NCBI’s Valerie Schneider spoke about opportunities and challenges in mining assemblies other than the current GRCh38 build. There are more human genome assemblies than ever, she said, noting that this is providing new insight into where variants are most commonly found — and also helps focus efforts to represent additional diversity. She also covered recent improvements to the GRCh38 assembly, plus a list of remaining technical challenges, while reporting that 65 new human genomes have been submitted to GenBank since GRCh38 was published. Most of those are based on PacBio data, and Schneider spoke about how those assemblies are used to help understand alternate loci and genetic variants in GRCh38. Going forward, she indicated that assemblies from people of African descent are still needed, offering a major opportunity for improvement.
Tina Graves Lindsay from the McDonnell Genome Institute continued the diversity theme, showing how her team relies on a strategy of 60-fold coverage with PacBio long reads paired with scaffolding technologies to produce reference-grade assemblies. By sequencing genomes from underrepresented ethnicities, including Gambian and Yoruban assemblies she shared, her group has successfully resolved conflicts in GRCh38.

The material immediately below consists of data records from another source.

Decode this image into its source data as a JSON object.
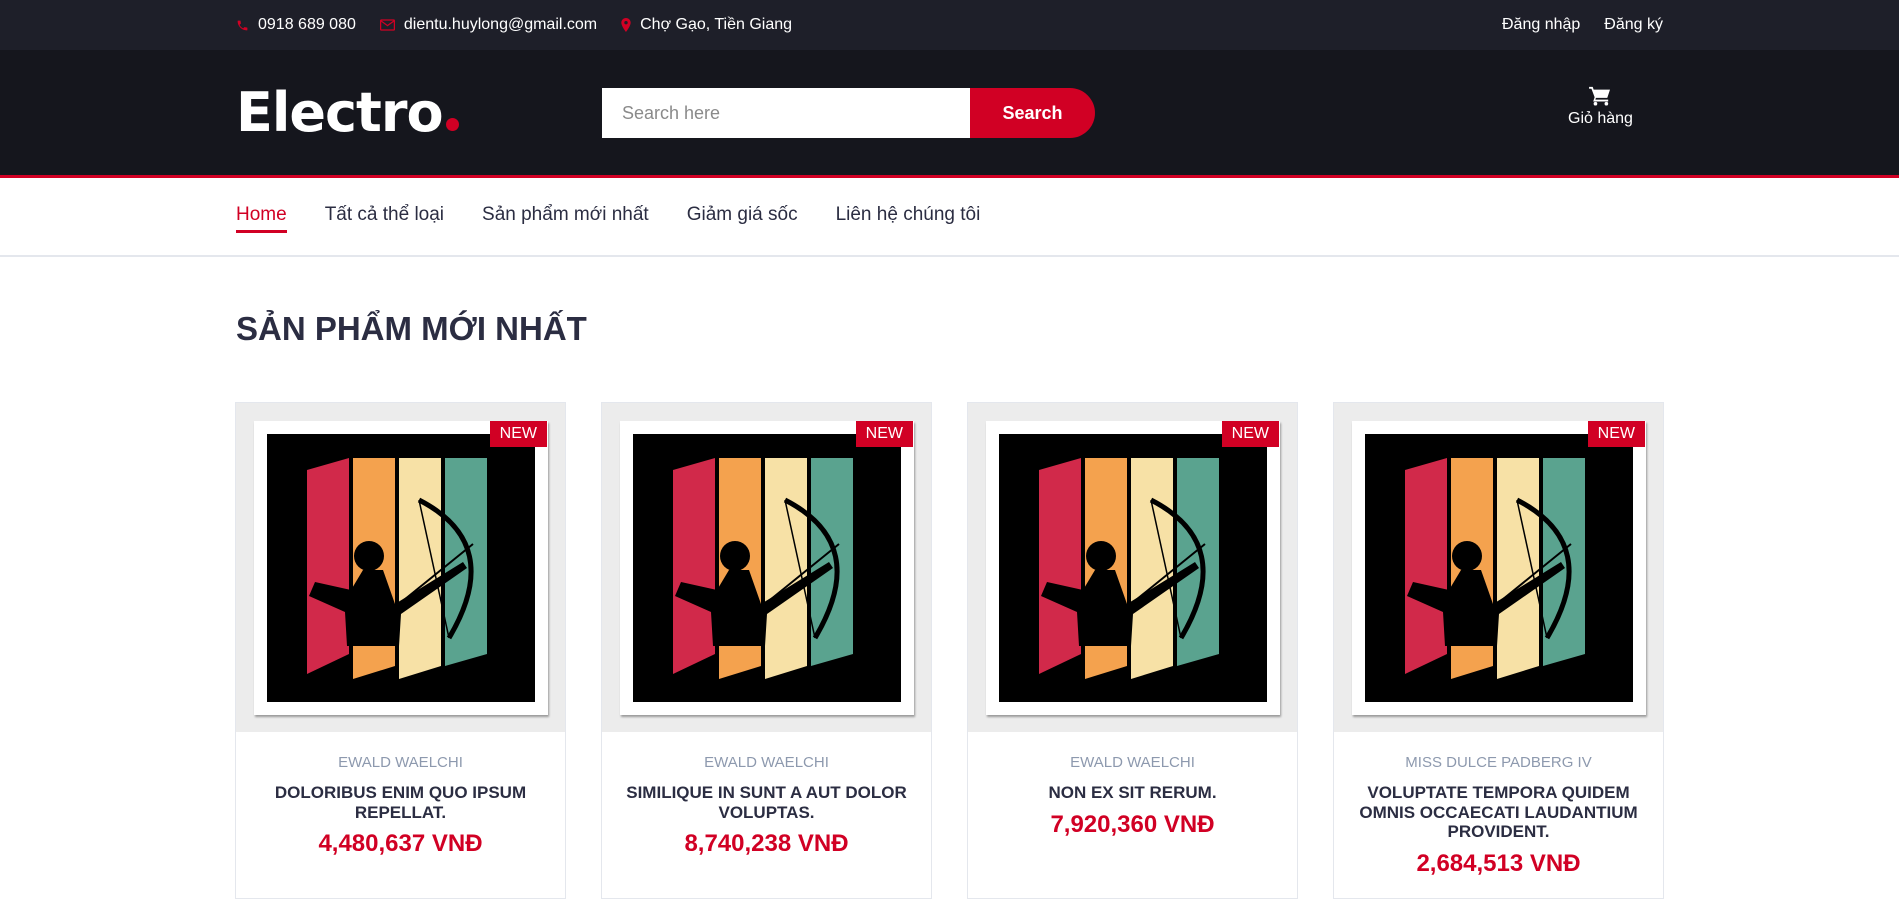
{
  "topbar": {
    "phone": "0918 689 080",
    "email": "dientu.huylong@gmail.com",
    "address": "Chợ Gạo, Tiền Giang",
    "login": "Đăng nhập",
    "register": "Đăng ký"
  },
  "header": {
    "logo": "Electro",
    "search_placeholder": "Search here",
    "search_button": "Search",
    "cart_label": "Giỏ hàng"
  },
  "nav": {
    "items": [
      "Home",
      "Tất cả thể loại",
      "Sản phẩm mới nhất",
      "Giảm giá sốc",
      "Liên hệ chúng tôi"
    ]
  },
  "section": {
    "title": "SẢN PHẨM MỚI NHẤT"
  },
  "products": [
    {
      "badge": "NEW",
      "brand": "EWALD WAELCHI",
      "name": "DOLORIBUS ENIM QUO IPSUM REPELLAT.",
      "price": "4,480,637 VNĐ"
    },
    {
      "badge": "NEW",
      "brand": "EWALD WAELCHI",
      "name": "SIMILIQUE IN SUNT A AUT DOLOR VOLUPTAS.",
      "price": "8,740,238 VNĐ"
    },
    {
      "badge": "NEW",
      "brand": "EWALD WAELCHI",
      "name": "NON EX SIT RERUM.",
      "price": "7,920,360 VNĐ"
    },
    {
      "badge": "NEW",
      "brand": "MISS DULCE PADBERG IV",
      "name": "VOLUPTATE TEMPORA QUIDEM OMNIS OCCAECATI LAUDANTIUM PROVIDENT.",
      "price": "2,684,513 VNĐ"
    }
  ],
  "colors": {
    "accent": "#d10024",
    "dark": "#15161d",
    "topbar": "#1e1f29",
    "text": "#2b2d42"
  }
}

Ed Green from the University of California, Santa Cruz, spoke about updating reference genomes with proximity ligation techniques such as Hi-C and Chicago. The approaches are analogous to mate-pair data, he said, and talked about data from 12 diploid human genomes. In one example, proximity ligation showed alignment errors in NA19240, a reference just submitted to GenBank that had sections of chromosome 4 incorrectly placed on chromosome 1, among other problems.
We’d like to thank the workshop organizers for a great event!